Speaking of Obamacare, that’s another thing Republicans would surely have killed if 2012 had gone the other way. Instead, the program went into effect at the beginning of 2014. And the effect on health care has been huge: according to estimates from the Centers for Disease Control and Prevention, the number of uninsured Americans fell 17 million between 2012 and the first half of 2015, with further declines most likely ahead.
Now, to be fair, some widely predicted consequences of Mr. Obama’s re-election — predicted by his opponents — didn’t happen. Gasoline prices didn’t soar. Stocks didn’t plunge. The economy didn’t collapse — in fact, the U.S. economy has now added more than twice as many private-sector jobs under Mr.
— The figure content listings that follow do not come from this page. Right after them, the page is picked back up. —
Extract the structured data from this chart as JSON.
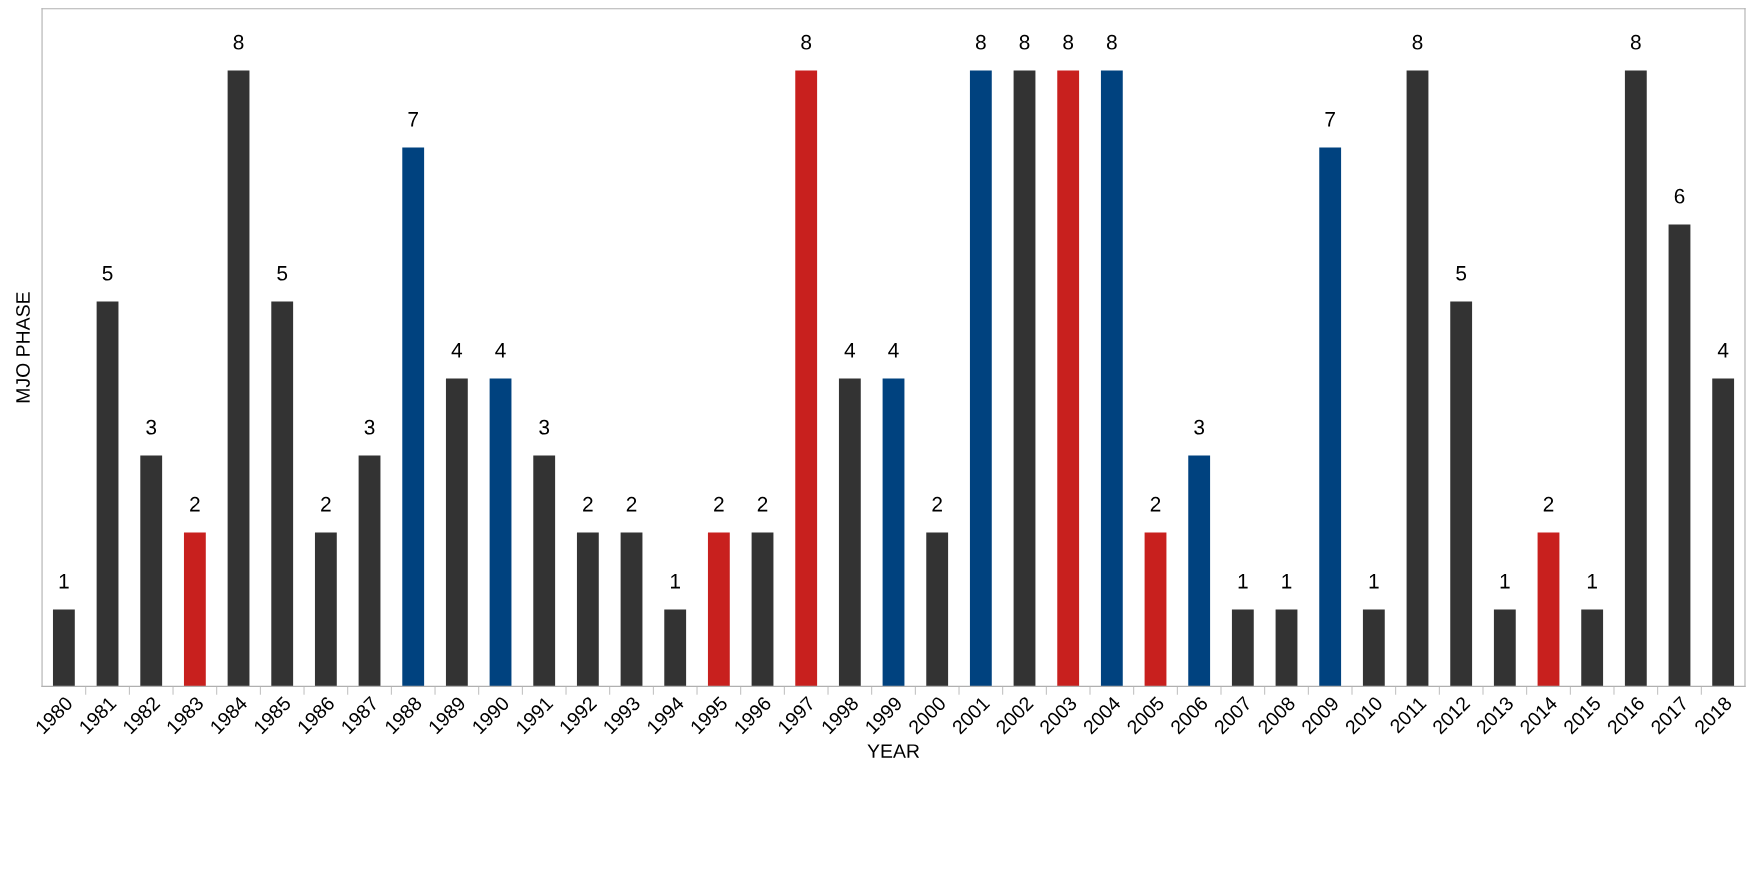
{
  "chart_data": {
    "type": "bar",
    "xlabel": "YEAR",
    "ylabel": "MJO PHASE",
    "categories": [
      "1980",
      "1981",
      "1982",
      "1983",
      "1984",
      "1985",
      "1986",
      "1987",
      "1988",
      "1989",
      "1990",
      "1991",
      "1992",
      "1993",
      "1994",
      "1995",
      "1996",
      "1997",
      "1998",
      "1999",
      "2000",
      "2001",
      "2002",
      "2003",
      "2004",
      "2005",
      "2006",
      "2007",
      "2008",
      "2009",
      "2010",
      "2011",
      "2012",
      "2013",
      "2014",
      "2015",
      "2016",
      "2017",
      "2018"
    ],
    "values": [
      1,
      5,
      3,
      2,
      8,
      5,
      2,
      3,
      7,
      4,
      4,
      3,
      2,
      2,
      1,
      2,
      2,
      8,
      4,
      4,
      2,
      8,
      8,
      8,
      8,
      2,
      3,
      1,
      1,
      7,
      1,
      8,
      5,
      1,
      2,
      1,
      8,
      6,
      4
    ],
    "colors": [
      "#333333",
      "#333333",
      "#333333",
      "#c8201e",
      "#333333",
      "#333333",
      "#333333",
      "#333333",
      "#00427f",
      "#333333",
      "#00427f",
      "#333333",
      "#333333",
      "#333333",
      "#333333",
      "#c8201e",
      "#333333",
      "#c8201e",
      "#333333",
      "#00427f",
      "#333333",
      "#00427f",
      "#333333",
      "#c8201e",
      "#00427f",
      "#c8201e",
      "#00427f",
      "#333333",
      "#333333",
      "#00427f",
      "#333333",
      "#333333",
      "#333333",
      "#333333",
      "#c8201e",
      "#333333",
      "#333333",
      "#333333",
      "#333333"
    ],
    "data_labels": true,
    "tick_labels": "x",
    "grid": false,
    "legend": false
  }
}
Obama as it did over the same period of the George W. Bush administration, and the unemployment rate is a full point lower than the rate Mr. Romney promised to achieve by the end of 2016.
In other words, the 2012 election didn’t just allow progressives to achieve some important goals. It also gave them an opportunity to show that achieving these goals is feasible. No, asking the rich to pay somewhat more in taxes while helping the less fortunate won’t destroy the economy.
So now we’re heading for another presidential election. And once again the stakes are high. Whoever the Republicans nominate will be committed to destroying Obamacare and slashing taxes on the wealthy — in fact, the current G.O.P. tax-cut plans make the Bush cuts look puny. Whoever the Democrats nominate will, first and foremost, be committed to defending the achievements of the past seven years.
The bottom line is that presidential elections matter, a lot, even if the people on the ballot aren’t as fiery as you might like. Don’t let anyone tell you otherwise.